Die Bundestierschutzbeauftragte Silvia Breher (CDU) hat in einem Schreiben an die kommunalen Spitzenverbände den Begriff der sogenannten „Fundtiere“ noch einmal rechtlich klargestellt.

Hintergrund: Die Frage nach der Zuständigkeit und Kostenübernahme für krank oder verletzt aufgefundene Tieren führte immer wieder zu Diskussionen. Breher stellt nun eindeutig klar: Verwilderte Heimtiere – insbesondere auch freilebende Katzen – gelten als Fundtiere.
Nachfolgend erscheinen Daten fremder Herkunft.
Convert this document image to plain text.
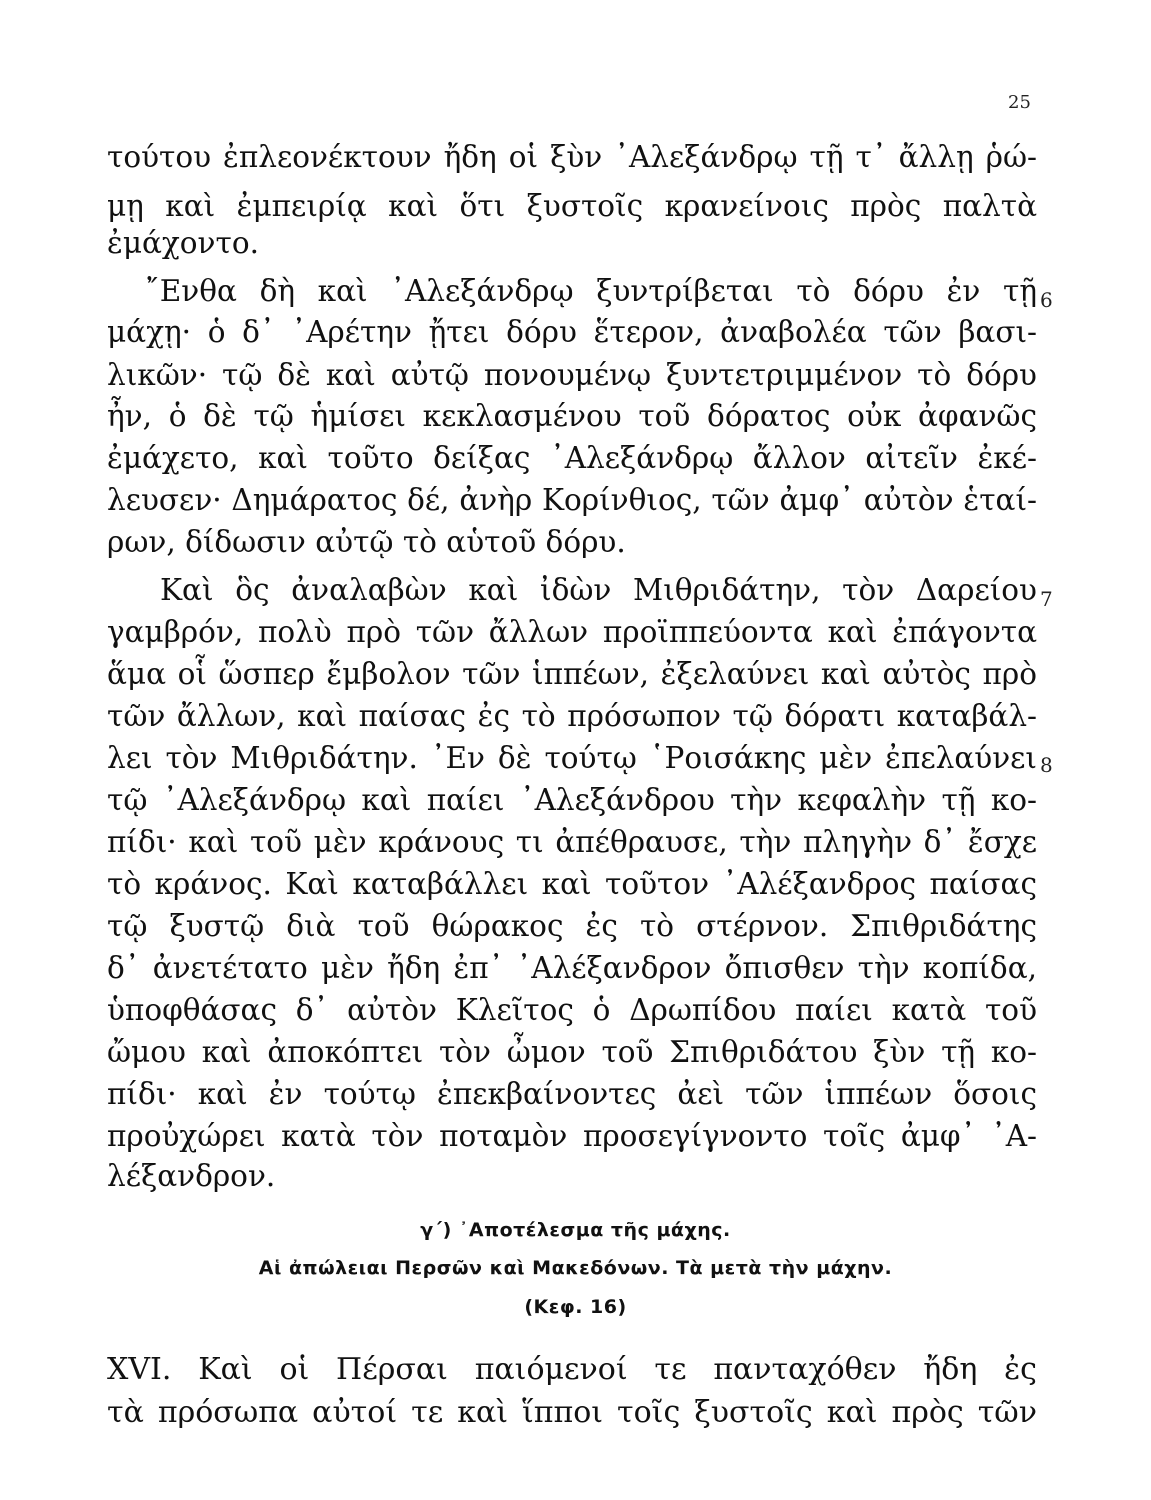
25
τούτου ἐπλεονέκτουν ἤδη οἱ ξὺν ᾿Αλεξάνδρῳ τῇ τ᾿ ἄλλῃ ῥώ-
μῃ καὶ ἐμπειρίᾳ καὶ ὅτι ξυστοῖς κρανείνοις πρὸς παλτὰ
ἐμάχοντο.
῎Ενθα δὴ καὶ ᾿Αλεξάνδρῳ ξυντρίβεται τὸ δόρυ ἐν τῇ 6
μάχῃ· ὁ δ᾿ ᾿Αρέτην ᾔτει δόρυ ἕτερον, ἀναβολέα τῶν βασι-
λικῶν· τῷ δὲ καὶ αὐτῷ πονουμένῳ ξυντετριμμένον τὸ δόρυ
ἦν, ὁ δὲ τῷ ἡμίσει κεκλασμένου τοῦ δόρατος οὐκ ἀφανῶς
ἐμάχετο, καὶ τοῦτο δείξας ᾿Αλεξάνδρῳ ἄλλον αἰτεῖν ἐκέ-
λευσεν· Δημάρατος δέ, ἀνὴρ Κορίνθιος, τῶν ἀμφ᾿ αὐτὸν ἑταί-
ρων, δίδωσιν αὐτῷ τὸ αὑτοῦ δόρυ.
Καὶ ὃς ἀναλαβὼν καὶ ἰδὼν Μιθριδάτην, τὸν Δαρείου 7
γαμβρόν, πολὺ πρὸ τῶν ἄλλων προϊππεύοντα καὶ ἐπάγοντα
ἅμα οἷ ὥσπερ ἔμβολον τῶν ἱππέων, ἐξελαύνει καὶ αὐτὸς πρὸ
τῶν ἄλλων, καὶ παίσας ἐς τὸ πρόσωπον τῷ δόρατι καταβάλ-
λει τὸν Μιθριδάτην. ᾿Εν δὲ τούτῳ ῾Ροισάκης μὲν ἐπελαύνει 8
τῷ ᾿Αλεξάνδρῳ καὶ παίει ᾿Αλεξάνδρου τὴν κεφαλὴν τῇ κο-
πίδι· καὶ τοῦ μὲν κράνους τι ἀπέθραυσε, τὴν πληγὴν δ᾿ ἔσχε
τὸ κράνος. Καὶ καταβάλλει καὶ τοῦτον ᾿Αλέξανδρος παίσας
τῷ ξυστῷ διὰ τοῦ θώρακος ἐς τὸ στέρνον. Σπιθριδάτης
δ᾿ ἀνετέτατο μὲν ἤδη ἐπ᾿ ᾿Αλέξανδρον ὄπισθεν τὴν κοπίδα,
ὑποφθάσας δ᾿ αὐτὸν Κλεῖτος ὁ Δρωπίδου παίει κατὰ τοῦ
ὤμου καὶ ἀποκόπτει τὸν ὦμον τοῦ Σπιθριδάτου ξὺν τῇ κο-
πίδι· καὶ ἐν τούτῳ ἐπεκβαίνοντες ἀεὶ τῶν ἱππέων ὅσοις
προὐχώρει κατὰ τὸν ποταμὸν προσεγίγνοντο τοῖς ἀμφ᾿ ᾿Α-
λέξανδρον.
γ΄) ᾿Αποτέλεσμα τῆς μάχης.
Αἱ ἀπώλειαι Περσῶν καὶ Μακεδόνων. Τὰ μετὰ τὴν μάχην.
(Κεφ. 16)
XVI. Καὶ οἱ Πέρσαι παιόμενοί τε πανταχόθεν ἤδη ἐς
τὰ πρόσωπα αὐτοί τε καὶ ἵπποι τοῖς ξυστοῖς καὶ πρὸς τῶν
Dies trifft auch auf ausgesetzte Heimtiere zu, da das Aussetzen einen Verstoß gegen das Tierschutzgesetz darstellt und nicht zu einer rechtlich wirksamen Eigentumsaufgabe und Herrenlosigkeit der Tiere führen kann. Besonders wichtig ist der Hinweis, dass diese Pflicht auf Kostenübernahme auch fortbesteht, wenn der Finder auf den später möglichen Eigentumserwerb verzichtet.

Damit sind die Kommunen als zuständige Fundbehörden verpflichtet, für Verwahrung, tierärztliche Versorgung und Unterbringung – etwa im Tierheim – aufzukommen. Mit ihrem Schreiben will Breher zu einer bundesweit einheitlichen Anwendung des entsprechenden Urteils des Bundesverwaltungsgerichts vom 18. April 2018 beitragen.